= Fietsvierdaagse =

Dutch cycling event

The fietsvierdaagse ("cycling four-day") is a Dutch bicycle event. The event consists of four days of recreational cycling. Mainly during spring and summer, several fietsvierdaagsen are organised throughout the Netherlands. The fietsvierdaagsen are annual events and most take place in the countryside of the Netherlands. A fietsvierdaagse tour is always divided in four separate courses; one for each day of the event.

The fietsvierdaagse is a typically Dutch event. The Dutch landscape is rich in bicycle trails (fietspaden), where participants are not bothered by cars and other traffic. As the countryside is rather flat, it makes for easy and relaxed cycling. The fietsvierdaagsen are organised by local foundations, which set a route that the participants are to follow. The fietsvierdaagse is a family event and many people participate in it. However, the events are especially well attended by older adults who have more free time or are retired, and isn't quite as popular among children and young adults.

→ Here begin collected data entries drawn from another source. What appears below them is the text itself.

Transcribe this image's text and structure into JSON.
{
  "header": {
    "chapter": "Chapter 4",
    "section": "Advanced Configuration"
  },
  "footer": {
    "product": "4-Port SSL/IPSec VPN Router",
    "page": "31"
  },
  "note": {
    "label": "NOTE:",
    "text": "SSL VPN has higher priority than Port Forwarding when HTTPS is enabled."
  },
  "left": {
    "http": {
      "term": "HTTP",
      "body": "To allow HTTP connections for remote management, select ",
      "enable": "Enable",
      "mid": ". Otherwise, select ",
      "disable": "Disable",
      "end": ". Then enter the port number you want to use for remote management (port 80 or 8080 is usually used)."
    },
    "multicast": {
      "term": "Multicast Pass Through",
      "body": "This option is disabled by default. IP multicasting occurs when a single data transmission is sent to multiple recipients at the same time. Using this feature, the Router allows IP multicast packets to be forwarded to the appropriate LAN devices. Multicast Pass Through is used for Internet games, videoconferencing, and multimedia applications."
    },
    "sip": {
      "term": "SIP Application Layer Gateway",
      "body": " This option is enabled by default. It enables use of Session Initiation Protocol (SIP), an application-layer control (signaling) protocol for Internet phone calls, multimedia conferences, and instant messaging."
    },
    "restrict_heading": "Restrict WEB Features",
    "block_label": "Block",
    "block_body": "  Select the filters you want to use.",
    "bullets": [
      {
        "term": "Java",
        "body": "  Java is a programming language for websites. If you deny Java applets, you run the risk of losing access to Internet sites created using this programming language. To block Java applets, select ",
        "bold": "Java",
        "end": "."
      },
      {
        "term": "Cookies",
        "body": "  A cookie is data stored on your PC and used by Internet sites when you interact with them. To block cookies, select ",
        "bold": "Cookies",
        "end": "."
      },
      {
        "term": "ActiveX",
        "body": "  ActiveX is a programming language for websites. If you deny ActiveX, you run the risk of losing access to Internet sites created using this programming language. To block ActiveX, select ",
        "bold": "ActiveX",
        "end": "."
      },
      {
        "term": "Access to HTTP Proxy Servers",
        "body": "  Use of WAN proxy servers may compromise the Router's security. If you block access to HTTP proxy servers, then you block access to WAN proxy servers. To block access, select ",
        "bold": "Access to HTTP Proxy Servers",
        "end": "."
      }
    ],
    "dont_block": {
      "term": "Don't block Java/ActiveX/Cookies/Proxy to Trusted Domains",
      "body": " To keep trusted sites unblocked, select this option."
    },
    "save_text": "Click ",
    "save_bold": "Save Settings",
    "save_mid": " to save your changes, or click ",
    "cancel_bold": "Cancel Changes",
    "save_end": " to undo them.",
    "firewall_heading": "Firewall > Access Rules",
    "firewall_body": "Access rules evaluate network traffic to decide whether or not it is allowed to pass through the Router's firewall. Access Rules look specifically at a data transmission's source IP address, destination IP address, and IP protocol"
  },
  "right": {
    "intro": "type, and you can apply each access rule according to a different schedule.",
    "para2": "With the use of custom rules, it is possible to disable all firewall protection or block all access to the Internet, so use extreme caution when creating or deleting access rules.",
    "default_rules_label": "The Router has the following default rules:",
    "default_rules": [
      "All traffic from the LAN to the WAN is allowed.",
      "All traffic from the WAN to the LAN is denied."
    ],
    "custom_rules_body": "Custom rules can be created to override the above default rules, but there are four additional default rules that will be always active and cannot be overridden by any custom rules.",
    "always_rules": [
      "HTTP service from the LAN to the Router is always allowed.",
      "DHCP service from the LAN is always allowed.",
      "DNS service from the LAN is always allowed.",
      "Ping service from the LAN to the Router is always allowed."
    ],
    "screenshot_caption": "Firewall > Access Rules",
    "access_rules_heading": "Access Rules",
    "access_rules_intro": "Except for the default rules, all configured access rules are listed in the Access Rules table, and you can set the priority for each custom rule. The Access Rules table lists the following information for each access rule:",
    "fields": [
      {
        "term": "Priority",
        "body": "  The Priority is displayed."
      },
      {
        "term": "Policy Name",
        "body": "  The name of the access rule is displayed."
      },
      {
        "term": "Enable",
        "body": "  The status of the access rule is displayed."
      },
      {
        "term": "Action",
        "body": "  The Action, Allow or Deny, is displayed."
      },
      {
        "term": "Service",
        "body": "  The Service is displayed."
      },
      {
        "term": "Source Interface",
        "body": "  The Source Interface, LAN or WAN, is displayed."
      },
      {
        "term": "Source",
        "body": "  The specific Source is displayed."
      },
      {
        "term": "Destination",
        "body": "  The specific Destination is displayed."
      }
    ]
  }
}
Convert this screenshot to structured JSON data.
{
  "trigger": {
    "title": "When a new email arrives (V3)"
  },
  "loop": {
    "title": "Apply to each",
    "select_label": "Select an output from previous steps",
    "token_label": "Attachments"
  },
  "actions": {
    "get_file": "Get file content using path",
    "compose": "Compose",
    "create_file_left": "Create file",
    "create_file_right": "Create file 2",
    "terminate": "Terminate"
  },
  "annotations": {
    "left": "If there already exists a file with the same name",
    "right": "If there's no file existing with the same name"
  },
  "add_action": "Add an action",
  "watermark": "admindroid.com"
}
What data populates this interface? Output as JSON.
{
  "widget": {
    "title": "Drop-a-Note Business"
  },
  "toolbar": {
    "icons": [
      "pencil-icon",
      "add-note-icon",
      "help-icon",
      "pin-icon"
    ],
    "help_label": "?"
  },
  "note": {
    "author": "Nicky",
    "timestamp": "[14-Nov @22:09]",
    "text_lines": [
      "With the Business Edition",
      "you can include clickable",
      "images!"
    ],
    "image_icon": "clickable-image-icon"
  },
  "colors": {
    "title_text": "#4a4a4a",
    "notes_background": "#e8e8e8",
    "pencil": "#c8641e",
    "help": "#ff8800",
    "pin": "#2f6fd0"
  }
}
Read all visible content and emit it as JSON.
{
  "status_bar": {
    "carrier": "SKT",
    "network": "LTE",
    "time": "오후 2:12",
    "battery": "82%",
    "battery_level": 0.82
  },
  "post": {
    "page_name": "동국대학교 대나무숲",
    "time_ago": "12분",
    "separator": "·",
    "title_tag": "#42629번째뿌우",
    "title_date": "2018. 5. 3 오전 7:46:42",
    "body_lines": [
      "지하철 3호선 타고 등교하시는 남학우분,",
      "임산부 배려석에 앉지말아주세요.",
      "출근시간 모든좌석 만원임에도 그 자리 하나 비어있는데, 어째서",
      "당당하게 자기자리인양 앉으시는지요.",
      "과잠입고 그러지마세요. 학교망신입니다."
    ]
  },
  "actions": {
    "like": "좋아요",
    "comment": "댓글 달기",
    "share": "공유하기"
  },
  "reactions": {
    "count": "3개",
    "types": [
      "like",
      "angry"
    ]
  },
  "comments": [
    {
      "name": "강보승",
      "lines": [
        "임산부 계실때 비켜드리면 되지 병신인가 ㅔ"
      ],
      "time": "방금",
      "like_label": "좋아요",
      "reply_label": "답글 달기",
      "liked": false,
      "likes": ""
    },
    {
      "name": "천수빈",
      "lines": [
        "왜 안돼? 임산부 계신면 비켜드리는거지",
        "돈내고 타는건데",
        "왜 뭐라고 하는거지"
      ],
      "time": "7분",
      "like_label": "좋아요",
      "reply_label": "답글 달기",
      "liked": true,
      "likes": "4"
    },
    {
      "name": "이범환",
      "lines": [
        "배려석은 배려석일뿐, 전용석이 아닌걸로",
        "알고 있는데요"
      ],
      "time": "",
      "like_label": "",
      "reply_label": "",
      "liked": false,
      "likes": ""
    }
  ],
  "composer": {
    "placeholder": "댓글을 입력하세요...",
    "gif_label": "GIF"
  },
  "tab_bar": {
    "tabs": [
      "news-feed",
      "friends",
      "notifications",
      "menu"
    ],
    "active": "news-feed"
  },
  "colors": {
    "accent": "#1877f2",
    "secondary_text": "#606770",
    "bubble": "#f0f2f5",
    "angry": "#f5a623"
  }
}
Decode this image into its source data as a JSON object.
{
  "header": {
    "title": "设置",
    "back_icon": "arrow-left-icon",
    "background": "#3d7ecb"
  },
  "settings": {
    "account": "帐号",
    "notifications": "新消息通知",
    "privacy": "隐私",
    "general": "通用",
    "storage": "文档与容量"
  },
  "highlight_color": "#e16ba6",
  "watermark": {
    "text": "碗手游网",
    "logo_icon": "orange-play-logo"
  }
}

Every year they subscribe to a four-day cycling tour through the local area. The goal is not to set a time, but to enjoy nature and to finish the tour. When the participants have completed the four days and have passed through all checkpoints, they usually get an award, often in the form of a small medal.

The most famous fietsvierdaagse is the Drentse Fiets 4daagse in the province of Drenthe. Other major fietsvierdaagsen are the Internationale Fietsvierdaagse Nijmegen around the city of Nijmegen and Fietsvierdaagse "De Achterhoek" in the region of Achterhoek, but many local communities in the rural areas of the Netherlands have their own fietsvierdaagse.

A specific version of the fietsvierdaagse is the avondfietsvierdaagse ("evening cycling four-day"). That is a four-day cycle tour in the evenings.
The Dutch tend to organise all different kinds of four-day events: another example is the wandelvierdaagse ("walking four-day"). It is not exactly clear why these events must be held in four days, but four days fit nicely in a week.

The Drentse Fietsvierdaagse attracts over 30000 participants and is one of over 60 fietsmeerdaagse (i.e. 3 or 4 day cycling events) held around the country each year. A surprisingly large proportion of the total population of the country takes part in these events.